Jeff became aware of this old Ford after a friend had spotted it sitting derelict in front of a house on the outskirts of town. Almost completely camouflaged from the street in a faded Metalflake Green, it displayed all the trappings of a '70's-style hot-rod pickup. Underneath the hood sat a crusty 460 Lincoln backed with a C6 Cruise-O-Matic and a Ford 9-inch bringing up the rear. Inside the cab, true to the era, rested a 12-inch Covico steering wheel plopped on top of a candy-green steering column that matched every interior piece that wasn't covered in black tuck 'n' roll. When Jeff knocked on the front door, the youngster who answered it confirmed the truck was $1,500. He went on to explain that the F-100 once belonged to his dad, and that his grandfather bought the truck brand new in late '54 from Sanderson Ford in downtown Petaluma. Bearing in mind that anything is possible when it comes to old trucks, Jeff believes the kid's story that his Grandpa's '54 came new with a '55 grille.

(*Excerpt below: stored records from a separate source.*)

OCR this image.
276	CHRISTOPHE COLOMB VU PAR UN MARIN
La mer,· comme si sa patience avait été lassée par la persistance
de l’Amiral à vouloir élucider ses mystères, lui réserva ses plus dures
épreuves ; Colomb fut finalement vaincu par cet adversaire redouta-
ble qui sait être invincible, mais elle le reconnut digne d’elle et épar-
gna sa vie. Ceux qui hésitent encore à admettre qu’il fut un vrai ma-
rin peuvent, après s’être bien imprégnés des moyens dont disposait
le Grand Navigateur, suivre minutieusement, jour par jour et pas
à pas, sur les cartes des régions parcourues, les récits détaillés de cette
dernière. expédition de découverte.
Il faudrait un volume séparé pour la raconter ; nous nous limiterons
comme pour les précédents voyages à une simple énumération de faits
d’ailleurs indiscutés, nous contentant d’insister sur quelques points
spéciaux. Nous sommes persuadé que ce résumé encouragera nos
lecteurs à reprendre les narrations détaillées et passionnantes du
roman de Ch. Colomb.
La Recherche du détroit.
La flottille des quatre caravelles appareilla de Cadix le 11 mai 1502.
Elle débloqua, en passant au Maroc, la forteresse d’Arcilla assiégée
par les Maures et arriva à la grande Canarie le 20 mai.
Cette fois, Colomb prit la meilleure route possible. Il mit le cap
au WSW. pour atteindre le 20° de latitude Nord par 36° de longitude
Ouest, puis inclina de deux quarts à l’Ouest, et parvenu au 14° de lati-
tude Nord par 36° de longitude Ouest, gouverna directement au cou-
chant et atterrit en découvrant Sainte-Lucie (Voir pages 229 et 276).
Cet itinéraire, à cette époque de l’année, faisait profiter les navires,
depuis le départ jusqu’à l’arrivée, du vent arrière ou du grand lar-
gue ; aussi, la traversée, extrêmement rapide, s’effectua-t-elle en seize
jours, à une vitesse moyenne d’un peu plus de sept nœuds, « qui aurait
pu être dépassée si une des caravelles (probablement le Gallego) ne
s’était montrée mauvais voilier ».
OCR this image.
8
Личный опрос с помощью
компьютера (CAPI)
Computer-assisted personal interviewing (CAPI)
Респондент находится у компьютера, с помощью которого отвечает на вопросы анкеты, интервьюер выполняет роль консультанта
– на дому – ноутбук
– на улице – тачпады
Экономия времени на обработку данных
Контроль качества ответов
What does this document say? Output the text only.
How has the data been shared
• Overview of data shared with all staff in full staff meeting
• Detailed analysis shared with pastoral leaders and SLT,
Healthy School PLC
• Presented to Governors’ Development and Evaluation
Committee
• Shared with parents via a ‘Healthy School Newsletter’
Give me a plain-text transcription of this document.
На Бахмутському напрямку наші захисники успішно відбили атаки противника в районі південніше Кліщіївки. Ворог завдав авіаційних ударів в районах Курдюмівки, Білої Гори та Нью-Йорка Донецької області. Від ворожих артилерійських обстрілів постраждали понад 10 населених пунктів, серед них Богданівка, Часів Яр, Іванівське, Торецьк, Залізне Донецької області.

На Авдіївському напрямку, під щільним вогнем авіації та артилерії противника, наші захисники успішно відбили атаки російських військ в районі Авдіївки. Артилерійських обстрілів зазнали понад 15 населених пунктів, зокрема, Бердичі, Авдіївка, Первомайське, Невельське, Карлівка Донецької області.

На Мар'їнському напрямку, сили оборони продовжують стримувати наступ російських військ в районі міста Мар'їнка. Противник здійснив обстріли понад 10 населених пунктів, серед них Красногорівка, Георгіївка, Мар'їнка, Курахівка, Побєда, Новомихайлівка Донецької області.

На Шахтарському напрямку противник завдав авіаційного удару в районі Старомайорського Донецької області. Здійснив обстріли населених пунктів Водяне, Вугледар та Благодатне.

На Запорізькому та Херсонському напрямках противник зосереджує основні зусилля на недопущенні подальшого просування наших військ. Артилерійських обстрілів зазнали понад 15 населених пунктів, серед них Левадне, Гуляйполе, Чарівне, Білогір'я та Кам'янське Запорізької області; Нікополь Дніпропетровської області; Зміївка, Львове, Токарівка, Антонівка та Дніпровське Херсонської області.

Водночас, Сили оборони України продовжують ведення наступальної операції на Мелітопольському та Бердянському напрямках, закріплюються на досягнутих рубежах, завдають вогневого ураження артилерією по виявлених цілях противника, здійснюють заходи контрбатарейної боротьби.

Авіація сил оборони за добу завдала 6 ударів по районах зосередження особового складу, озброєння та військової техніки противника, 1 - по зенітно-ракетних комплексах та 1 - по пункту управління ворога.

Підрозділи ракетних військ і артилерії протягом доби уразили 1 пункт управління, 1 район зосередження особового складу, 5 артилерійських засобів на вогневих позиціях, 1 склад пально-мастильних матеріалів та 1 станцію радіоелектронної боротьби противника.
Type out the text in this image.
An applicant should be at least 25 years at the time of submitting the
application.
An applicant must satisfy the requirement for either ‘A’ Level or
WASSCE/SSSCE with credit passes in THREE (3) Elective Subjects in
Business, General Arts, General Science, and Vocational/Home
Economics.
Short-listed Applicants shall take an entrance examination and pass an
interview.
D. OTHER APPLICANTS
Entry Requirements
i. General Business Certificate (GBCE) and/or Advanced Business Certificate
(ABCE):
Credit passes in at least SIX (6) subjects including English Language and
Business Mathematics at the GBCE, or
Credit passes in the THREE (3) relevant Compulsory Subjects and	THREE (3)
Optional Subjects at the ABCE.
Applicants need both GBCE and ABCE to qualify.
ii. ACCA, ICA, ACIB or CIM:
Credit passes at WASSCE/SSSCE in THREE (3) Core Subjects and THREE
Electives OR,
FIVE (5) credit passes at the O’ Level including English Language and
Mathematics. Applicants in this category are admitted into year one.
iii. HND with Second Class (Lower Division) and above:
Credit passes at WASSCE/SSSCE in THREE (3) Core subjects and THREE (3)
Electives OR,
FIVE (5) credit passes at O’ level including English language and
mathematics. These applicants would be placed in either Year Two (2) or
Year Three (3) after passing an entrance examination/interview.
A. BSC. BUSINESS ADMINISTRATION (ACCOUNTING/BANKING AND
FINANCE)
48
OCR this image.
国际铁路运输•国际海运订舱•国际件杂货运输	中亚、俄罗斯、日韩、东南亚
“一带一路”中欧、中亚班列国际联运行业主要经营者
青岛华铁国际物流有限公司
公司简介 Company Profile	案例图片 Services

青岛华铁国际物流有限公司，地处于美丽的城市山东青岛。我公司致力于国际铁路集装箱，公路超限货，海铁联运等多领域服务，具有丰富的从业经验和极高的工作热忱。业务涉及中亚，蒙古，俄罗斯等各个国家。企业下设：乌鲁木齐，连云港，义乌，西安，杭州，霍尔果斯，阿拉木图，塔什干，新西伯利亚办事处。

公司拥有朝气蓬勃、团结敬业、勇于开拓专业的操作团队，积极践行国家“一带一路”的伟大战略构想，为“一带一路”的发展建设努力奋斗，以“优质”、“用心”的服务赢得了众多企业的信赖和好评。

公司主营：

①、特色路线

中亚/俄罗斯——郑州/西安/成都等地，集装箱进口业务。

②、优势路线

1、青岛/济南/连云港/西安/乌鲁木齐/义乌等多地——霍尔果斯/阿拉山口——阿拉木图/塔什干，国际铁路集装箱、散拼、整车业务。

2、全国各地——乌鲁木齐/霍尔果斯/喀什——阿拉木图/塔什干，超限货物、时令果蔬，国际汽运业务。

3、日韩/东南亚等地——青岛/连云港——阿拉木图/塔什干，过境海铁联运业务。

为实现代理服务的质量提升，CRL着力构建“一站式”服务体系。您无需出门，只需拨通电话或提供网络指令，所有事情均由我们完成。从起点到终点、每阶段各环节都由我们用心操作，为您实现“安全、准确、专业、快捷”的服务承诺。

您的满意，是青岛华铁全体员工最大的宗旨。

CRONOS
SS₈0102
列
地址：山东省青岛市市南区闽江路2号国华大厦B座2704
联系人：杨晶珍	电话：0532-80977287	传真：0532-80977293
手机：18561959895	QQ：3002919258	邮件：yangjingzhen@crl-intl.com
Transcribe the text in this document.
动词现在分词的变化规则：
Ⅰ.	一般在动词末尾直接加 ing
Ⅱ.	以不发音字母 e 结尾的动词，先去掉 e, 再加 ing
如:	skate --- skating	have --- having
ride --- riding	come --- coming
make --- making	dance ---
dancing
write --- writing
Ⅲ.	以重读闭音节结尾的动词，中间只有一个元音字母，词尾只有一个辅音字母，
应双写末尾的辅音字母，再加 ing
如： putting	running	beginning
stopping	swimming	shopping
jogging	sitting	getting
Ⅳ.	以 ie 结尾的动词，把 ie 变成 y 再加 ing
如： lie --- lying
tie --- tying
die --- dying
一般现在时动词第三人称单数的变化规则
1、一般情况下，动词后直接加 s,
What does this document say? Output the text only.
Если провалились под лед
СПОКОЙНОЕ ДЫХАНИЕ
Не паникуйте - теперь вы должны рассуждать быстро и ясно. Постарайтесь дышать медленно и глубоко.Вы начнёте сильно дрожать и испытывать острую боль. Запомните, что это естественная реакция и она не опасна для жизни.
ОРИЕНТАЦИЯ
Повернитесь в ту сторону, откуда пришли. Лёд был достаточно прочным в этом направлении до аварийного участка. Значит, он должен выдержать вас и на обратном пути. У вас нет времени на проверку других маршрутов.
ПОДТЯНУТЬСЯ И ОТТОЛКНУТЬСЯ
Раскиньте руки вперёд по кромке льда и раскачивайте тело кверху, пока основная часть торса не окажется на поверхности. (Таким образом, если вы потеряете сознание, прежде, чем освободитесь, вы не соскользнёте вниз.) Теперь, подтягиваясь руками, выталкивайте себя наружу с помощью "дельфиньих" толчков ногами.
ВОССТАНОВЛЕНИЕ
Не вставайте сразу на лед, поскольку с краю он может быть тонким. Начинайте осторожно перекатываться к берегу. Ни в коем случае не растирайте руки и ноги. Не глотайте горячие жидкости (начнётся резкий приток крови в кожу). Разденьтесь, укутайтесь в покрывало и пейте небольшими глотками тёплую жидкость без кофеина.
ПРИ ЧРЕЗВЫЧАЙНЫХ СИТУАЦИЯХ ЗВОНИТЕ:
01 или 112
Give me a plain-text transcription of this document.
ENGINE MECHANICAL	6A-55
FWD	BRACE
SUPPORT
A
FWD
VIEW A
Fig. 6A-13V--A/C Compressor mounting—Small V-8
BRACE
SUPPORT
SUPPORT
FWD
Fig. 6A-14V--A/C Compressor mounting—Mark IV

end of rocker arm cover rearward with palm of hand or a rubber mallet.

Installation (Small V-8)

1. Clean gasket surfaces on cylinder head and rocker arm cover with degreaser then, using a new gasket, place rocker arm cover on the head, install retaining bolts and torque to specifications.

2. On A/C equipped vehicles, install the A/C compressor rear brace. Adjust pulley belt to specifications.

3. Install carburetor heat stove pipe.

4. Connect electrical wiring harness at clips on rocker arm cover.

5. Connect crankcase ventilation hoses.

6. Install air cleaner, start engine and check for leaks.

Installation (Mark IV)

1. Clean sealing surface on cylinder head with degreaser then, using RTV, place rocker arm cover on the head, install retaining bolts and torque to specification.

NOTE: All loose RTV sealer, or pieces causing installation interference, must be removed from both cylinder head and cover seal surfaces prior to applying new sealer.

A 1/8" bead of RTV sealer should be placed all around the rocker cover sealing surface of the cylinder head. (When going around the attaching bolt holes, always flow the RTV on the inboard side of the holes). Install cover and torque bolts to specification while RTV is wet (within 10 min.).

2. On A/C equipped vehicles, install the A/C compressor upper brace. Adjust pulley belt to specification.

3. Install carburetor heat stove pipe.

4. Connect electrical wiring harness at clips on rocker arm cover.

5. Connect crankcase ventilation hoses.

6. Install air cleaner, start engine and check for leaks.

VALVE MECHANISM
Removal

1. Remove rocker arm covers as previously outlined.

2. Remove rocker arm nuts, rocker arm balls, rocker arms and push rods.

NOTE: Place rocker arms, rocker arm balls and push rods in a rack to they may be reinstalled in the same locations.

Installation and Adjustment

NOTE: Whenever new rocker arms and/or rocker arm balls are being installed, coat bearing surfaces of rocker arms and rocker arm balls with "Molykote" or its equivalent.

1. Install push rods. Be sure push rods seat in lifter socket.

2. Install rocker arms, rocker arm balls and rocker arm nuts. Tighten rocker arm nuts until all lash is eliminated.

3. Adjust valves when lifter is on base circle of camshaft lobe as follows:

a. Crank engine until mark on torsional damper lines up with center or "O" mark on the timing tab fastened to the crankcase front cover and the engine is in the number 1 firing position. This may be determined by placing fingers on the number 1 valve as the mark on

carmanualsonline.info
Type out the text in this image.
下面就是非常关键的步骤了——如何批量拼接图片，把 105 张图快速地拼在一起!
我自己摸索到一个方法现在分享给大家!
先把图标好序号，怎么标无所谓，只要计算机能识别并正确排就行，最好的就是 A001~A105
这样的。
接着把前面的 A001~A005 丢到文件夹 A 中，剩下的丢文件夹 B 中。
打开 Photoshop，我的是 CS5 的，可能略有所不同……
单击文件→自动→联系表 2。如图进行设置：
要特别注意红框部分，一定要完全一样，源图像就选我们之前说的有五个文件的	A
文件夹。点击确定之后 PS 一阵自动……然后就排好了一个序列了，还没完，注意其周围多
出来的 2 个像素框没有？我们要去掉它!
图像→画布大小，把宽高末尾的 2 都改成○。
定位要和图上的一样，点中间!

By profession Jeff works as a building contractor who specializes in constructing monumental custom homes. When Jeff brought the '54 home, he intended to use it as a shop truck for Sonoma County Street Rodz-his hobby shop that, thanks to a circle of great friends and family, is fast becoming a second business. The original plan was to get busy and knock out a flat-black beauty in record time. The Sonoma County Street Rodz crew stuck to their punctual timeline by cranking the truck out as it appears here in only five months, but everything else about the build snowballed from basic to wild. Instead of the intended flat-black finish Jeff was planning on, his friend Jimmy Warren, a gifted custom painter with a knack for turning out showstoppers, convinced Jeff to go the high-profile glossy route. The first step to ready the '54 for paint before it went to Jimmy was to strip the Metalflake Green and original white paint down to the bare metal. Once the cab, doors, front fenders, and hood were media blasted, next in line was to procure a new set of rear fenders and a custom bed from Sacramento Vintage Ford Parts. From here, Jimmy proceeded to lay down the finest paint job he could, using as many economical materials as possible. For primer, Jimmy used Evercoat Feather Fill, a sprayable polyester that isn't prone to shrinkage. After blocking the primer out, Jimmy sprayed 3 gallons of DuPont Imron Fire Protection Red sourced straight from DuPont's industrial color chart. Following Jeff's desire to create an "old-school" look, Jimmy engulfed the '54 in what he calls "Von Dutch"-style flames, using House of Kolor's Sunrise Pearl spiked with Tangelo and then masking off Process Blue pinstripes. The finishing touch was a heavy topcoat of DuPont 72500S urethane clear.